One freed prisoner was Francisco James, who in 1995 was condemned to death for killing a man who was brawling with his younger brother. Immured for 20 years in Zomba prison, built to hold 800 inmates but stuffed with 2,000, he wondered whether disease would carry out the sentence that the hangman would not. He had “given up on ever getting out of prison alive,” he says. The judges decided that the murder charge was inappropriate, in part because the victim was in poor health, and freed Mr James in October 2015.
He returned to Mkwinya village in central Malawi to find that his father and brother had died, his wife had remarried and his daughter was a mother. The village chief gave Mr James a plot of land, where he grows maize, soya beans and groundnuts. By Malawian standards he is prosperous, with a motorcycle, an oxcart and two houses roofed with iron sheeting. He has fathered three more children. In April this year Malawi’s top court ruled the death penalty itself unconstitutional.

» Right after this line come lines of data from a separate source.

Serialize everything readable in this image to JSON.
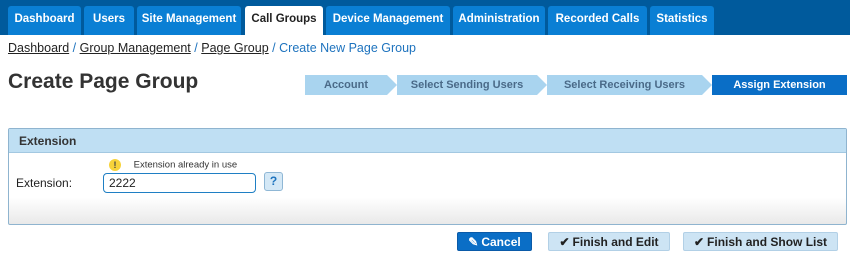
{
  "nav": {
    "tabs": [
      {
        "label": "Dashboard",
        "active": false
      },
      {
        "label": "Users",
        "active": false
      },
      {
        "label": "Site Management",
        "active": false
      },
      {
        "label": "Call Groups",
        "active": true
      },
      {
        "label": "Device Management",
        "active": false
      },
      {
        "label": "Administration",
        "active": false
      },
      {
        "label": "Recorded Calls",
        "active": false
      },
      {
        "label": "Statistics",
        "active": false
      }
    ]
  },
  "breadcrumb": {
    "items": [
      "Dashboard",
      "Group Management",
      "Page Group"
    ],
    "current": "Create New Page Group",
    "separator": "/"
  },
  "page": {
    "title": "Create Page Group"
  },
  "wizard": {
    "steps": [
      {
        "label": "Account",
        "active": false
      },
      {
        "label": "Select Sending Users",
        "active": false
      },
      {
        "label": "Select Receiving Users",
        "active": false
      },
      {
        "label": "Assign Extension",
        "active": true
      }
    ]
  },
  "panel": {
    "title": "Extension",
    "warning_icon": "warning-icon",
    "warning_glyph": "!",
    "warning": "Extension already in use",
    "field_label": "Extension:",
    "field_value": "2222",
    "help_label": "?"
  },
  "actions": {
    "cancel_icon": "cancel-icon",
    "cancel": "Cancel",
    "finish_icon": "checkmark-icon",
    "finish_edit": "Finish and Edit",
    "finish_list": "Finish and Show List"
  },
  "colors": {
    "nav_bar": "#005a9c",
    "tab": "#0a7fd4",
    "step_inactive": "#a9d4ef",
    "step_active": "#0a6ec6",
    "panel_header": "#bfdff3",
    "warning": "#f7d33a"
  }
}
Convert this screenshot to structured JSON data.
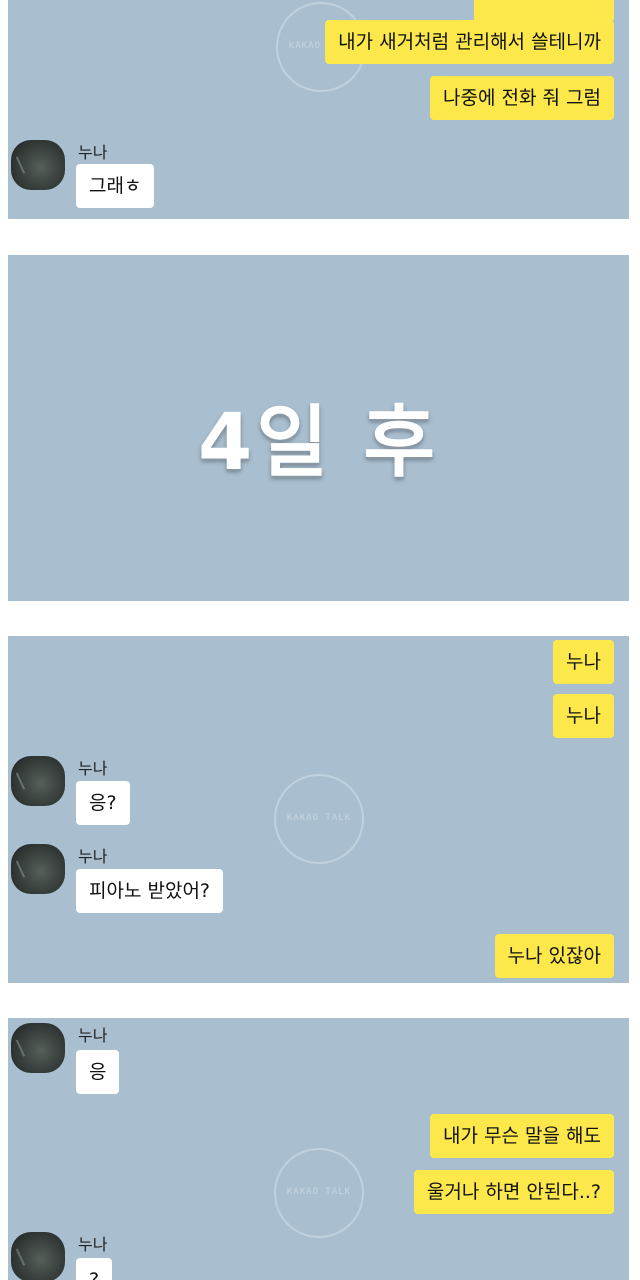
{
  "panel1": {
    "messages_mine": [
      "내가 새거처럼 관리해서 쓸테니까",
      "나중에 전화 줘 그럼"
    ],
    "sender": "누나",
    "messages_theirs": [
      "그래ㅎ"
    ]
  },
  "panel2": {
    "caption": "4일 후"
  },
  "panel3": {
    "messages_mine_top": [
      "누나",
      "누나"
    ],
    "sender": "누나",
    "messages_theirs": [
      "응?",
      "피아노 받았어?"
    ],
    "message_mine_bottom": "누나 있잖아"
  },
  "panel4": {
    "sender": "누나",
    "messages_theirs": [
      "응",
      "?"
    ],
    "messages_mine": [
      "내가 무슨 말을 해도",
      "울거나 하면 안된다..?"
    ]
  },
  "watermark": "KAKAO TALK"
}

Its model is being watched in Kenya, where far more prisoners—some 4,800—may be entitled to resentencing under a Supreme Court finding in 2017 that the mandatory death penalty is unconstitutional. (In practice Kenya stopped carrying out executions in 1987.) Most of the condemned prisoners were in for “robbery with violence”. In 2019 a government-appointed task force recommended investigations like those undertaken in Malawi. To speed things up it proposed negotiations on new sentences between prosecutors and lawyers akin to plea bargains.
It is unclear how many have so far been resentenced. On July 6th this year the process hit a snag. The Supreme Court said that the mandatory-death-penalty ruling applied only to murderers, not to the majority convicted of lesser crimes. It is now uncertain if and when condemned Kenyan robbers will follow Malawians’ path to freedom, says Virginia Nelder, a member of the task force.
When liberated lifers are reformed muggers or small-time drug dealers, few will object. “History is moving towards less incarceration,” concedes Mr Lampert. Setting free those who have committed the worst crimes is harder to justify. Kenya’s reforming task force recommended keeping life sentences without parole for them.
After his daughter Tijana was murdered Igor Juric attended trials of other abusers and came to the conclusion that “we, as a society, have to do something to remove killers from our social circles, and keep them far away from children.” “Protection of our children” matters more than “conventions and laws of countries that I don't even live in”, he continues.
That view is understandable. But anyone who meets Mr Clemons will find it hard to fear all ageing lifers or fail to consider their humanity. He reckons he can succeed as a baker “in the free world”. At 62, he says, “I’m gonna work my way up.”